The Government recently announced changes to the ISA allowance
ISA savers have been urged to check over their savings to make sure they aren’t losing out on significantly better returns. A major benefit of ISAs is that they’re completely tax-free, which means you won’t pay any tax on interest earned or investment gains within these accounts. Currently, you can put up to £20,000 into these accounts each tax year while maintaining their tax-free benefits.
It’s important to consider how you’ll utilise this allowance, particularly as Labour revealed in the Autumn Budget that key changes will take effect from the tax year beginning April 2027. Starting from this financial year, savers under 65 will only be permitted to use up to £12,000 of this allowance for deposits into cash accounts or stocks and shares accounts. The remaining £8,000 allowance will exclusively be available for stocks and shares ISAs.
Laura Purkess, personal finance expert at Investing Insiders, highlighted to savers that the £20,000 allowance is dropping in actual value. She cautioned: “Over the past few years, inflation has risen considerably, peaking at around 11.1 percent in October 2022, and wages have also risen considerably to keep pace.
“Yet, like many thresholds, the ISA allowance has been frozen at its current limit since 2017 and will remain fixed until 2030/31. This means the amount you can shield from tax in an ISA is effectively shrinking in real terms, and as wages rise, more people will hit the limit faster. Ideally, the ISA allowance would be increased with inflation to maintain its real value.”
Getting the most out of your ISAs
The savings expert shared a straightforward tip to ensure your ISAs are delivering optimal performance. She said: “To get the most out of your ISA, the number one tip is to make sure you’re in the top-paying accounts on the market and that you are using the account most suitable for you.
“For cash ISAs, don’t give into inertia – switch to the top rate, as doing so could boost your savings by thousands of pounds long-term.” She also cautioned against a common error that can unnecessarily deplete your allowance.
Ms Purkess explained: “Don’t take your cash out of your ISA to switch – you can transfer your ISA directly so that transferring won’t affect your annual allowance.” She also said it’s worth checking you’re not being charged excessive fees for a stocks and shares ISA, which can erode your returns.
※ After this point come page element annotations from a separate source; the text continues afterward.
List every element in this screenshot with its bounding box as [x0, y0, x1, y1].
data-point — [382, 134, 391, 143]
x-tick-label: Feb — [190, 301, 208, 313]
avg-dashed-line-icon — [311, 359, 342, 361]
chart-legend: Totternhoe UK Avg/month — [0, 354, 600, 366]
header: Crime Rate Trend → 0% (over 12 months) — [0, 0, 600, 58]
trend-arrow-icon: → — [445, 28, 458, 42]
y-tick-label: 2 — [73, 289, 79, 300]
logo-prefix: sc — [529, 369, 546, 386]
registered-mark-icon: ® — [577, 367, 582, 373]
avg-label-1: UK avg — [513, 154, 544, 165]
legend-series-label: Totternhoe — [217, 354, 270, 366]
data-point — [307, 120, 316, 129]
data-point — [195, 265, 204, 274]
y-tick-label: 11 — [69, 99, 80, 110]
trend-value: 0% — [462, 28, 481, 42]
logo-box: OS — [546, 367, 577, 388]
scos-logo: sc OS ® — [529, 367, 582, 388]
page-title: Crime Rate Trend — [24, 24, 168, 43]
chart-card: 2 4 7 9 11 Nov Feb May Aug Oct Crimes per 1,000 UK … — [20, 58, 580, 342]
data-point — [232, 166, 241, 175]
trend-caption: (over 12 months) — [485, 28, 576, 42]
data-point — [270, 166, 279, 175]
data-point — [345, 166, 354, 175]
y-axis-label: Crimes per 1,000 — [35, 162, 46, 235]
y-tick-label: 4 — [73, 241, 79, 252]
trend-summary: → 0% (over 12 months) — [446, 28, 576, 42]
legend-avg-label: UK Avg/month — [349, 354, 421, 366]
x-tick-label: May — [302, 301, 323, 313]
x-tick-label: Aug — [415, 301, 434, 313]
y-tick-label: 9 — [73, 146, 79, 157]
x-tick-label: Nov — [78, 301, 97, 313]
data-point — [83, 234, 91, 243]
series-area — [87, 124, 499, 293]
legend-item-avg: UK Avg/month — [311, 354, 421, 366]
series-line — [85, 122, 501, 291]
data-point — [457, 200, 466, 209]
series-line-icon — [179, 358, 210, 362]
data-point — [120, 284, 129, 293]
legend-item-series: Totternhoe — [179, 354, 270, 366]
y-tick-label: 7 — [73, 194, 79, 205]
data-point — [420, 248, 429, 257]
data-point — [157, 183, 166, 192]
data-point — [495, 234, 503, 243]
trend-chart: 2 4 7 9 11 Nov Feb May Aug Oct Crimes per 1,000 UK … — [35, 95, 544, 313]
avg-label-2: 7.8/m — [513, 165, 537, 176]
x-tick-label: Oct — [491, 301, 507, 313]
The team at investing app Kaldi also urged savers to make sure they are getting the most out of their ISAs. Mark Burges Watson, co-founder of Kaldi, explained: “The most important habit is understanding real returns.
“If a cash ISA pays less than inflation, savings are going backwards even if the balance looks stable. Investing early and regularly matters far more than timing the market.
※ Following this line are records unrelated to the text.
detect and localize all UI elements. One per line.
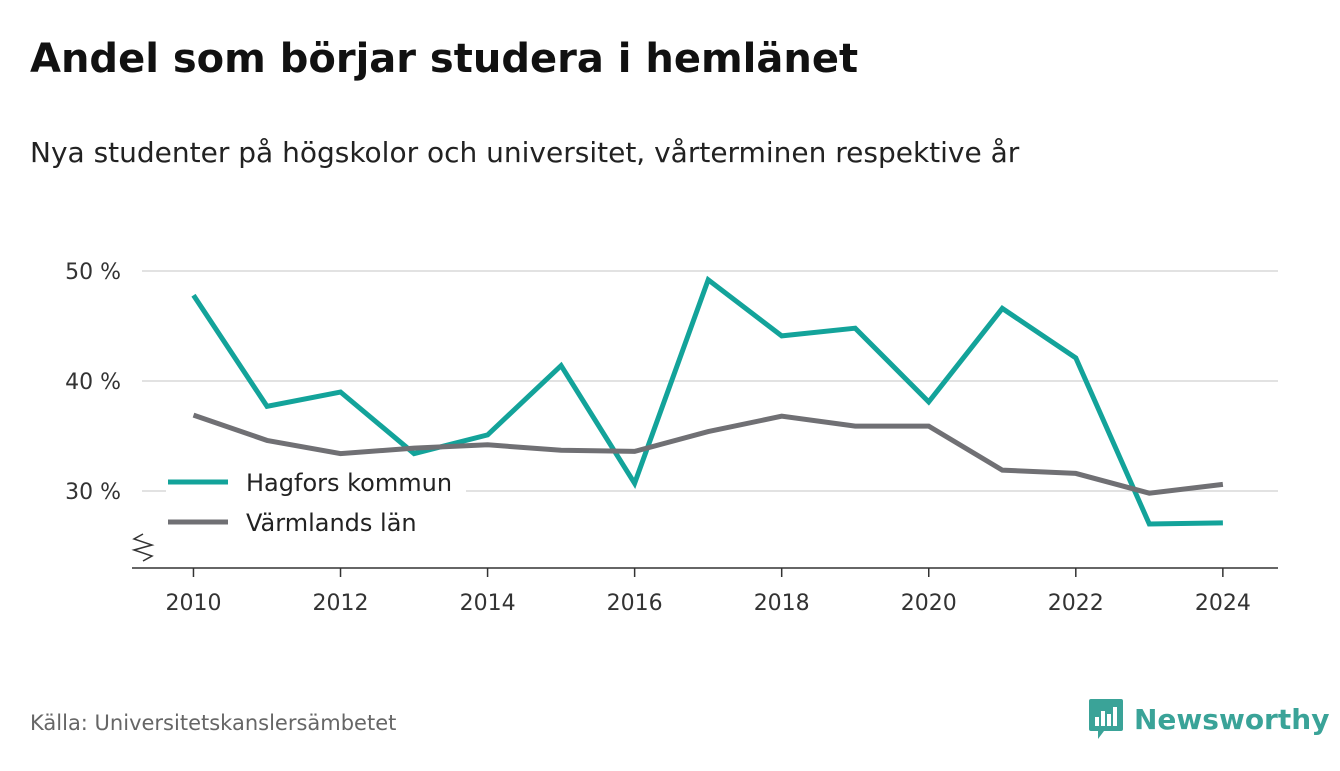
legend-label: Hagfors kommun	[246, 469, 452, 497]
axis-break-icon	[131, 533, 155, 562]
x-tick-label: 2024	[1195, 591, 1251, 616]
y-axis-ticks: 30 % 40 % 50 %	[65, 260, 121, 505]
series-line-1	[191, 275, 1223, 527]
legend: Hagfors kommun Värmlands län	[166, 469, 466, 538]
x-axis	[131, 533, 1278, 569]
x-tick-label: 2014	[460, 591, 516, 616]
series-line-2	[192, 412, 1224, 496]
x-tick-label: 2012	[313, 591, 369, 616]
x-tick-label: 2016	[607, 591, 663, 616]
grid-lines	[142, 270, 1278, 492]
legend-item-background	[166, 512, 466, 538]
source-note: Källa: Universitetskanslersämbetet	[30, 711, 397, 735]
x-tick-label: 2010	[165, 591, 221, 616]
brand-logo: Newsworthy	[1088, 697, 1329, 741]
x-tick-label: 2018	[754, 591, 810, 616]
legend-item-1: Hagfors kommun	[166, 469, 466, 498]
y-tick-label: 50 %	[65, 260, 121, 285]
legend-item-2: Värmlands län	[166, 509, 466, 538]
chart-subtitle: Nya studenter på högskolor och universit…	[30, 136, 1020, 169]
legend-item-background	[166, 472, 466, 498]
x-tick-label: 2022	[1048, 591, 1104, 616]
newsworthy-logo-icon	[1089, 699, 1123, 739]
legend-label: Värmlands län	[246, 509, 417, 537]
series-lines	[191, 275, 1224, 527]
x-axis-ticks: 2010 2012 2014 2016 2018 2020 2022 2024	[165, 568, 1251, 616]
chart-title: Andel som börjar studera i hemlänet	[30, 36, 859, 82]
y-tick-label: 40 %	[65, 370, 121, 395]
y-tick-label: 30 %	[65, 480, 121, 505]
x-tick-label: 2020	[901, 591, 957, 616]
brand-name: Newsworthy	[1134, 702, 1330, 736]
“Automating contributions makes a huge difference, particularly for people who struggle to find spare cash.” The group worked out that by setting aside a mere £3 a day from the age of 20 to 70, your savings could potentially grow to between £560,698 and £2,291,845, even after deducting fees.
This is an impressive return considering you would only have contributed £54,750 over the half-century period. Kaldi is a handy app that allows you to earn cashback from your shopping, with the app available at more than 130 UK retailers.
The cashback you earn can then be channelled into an investment-based ISA or junior ISA, as well as into other types of investments.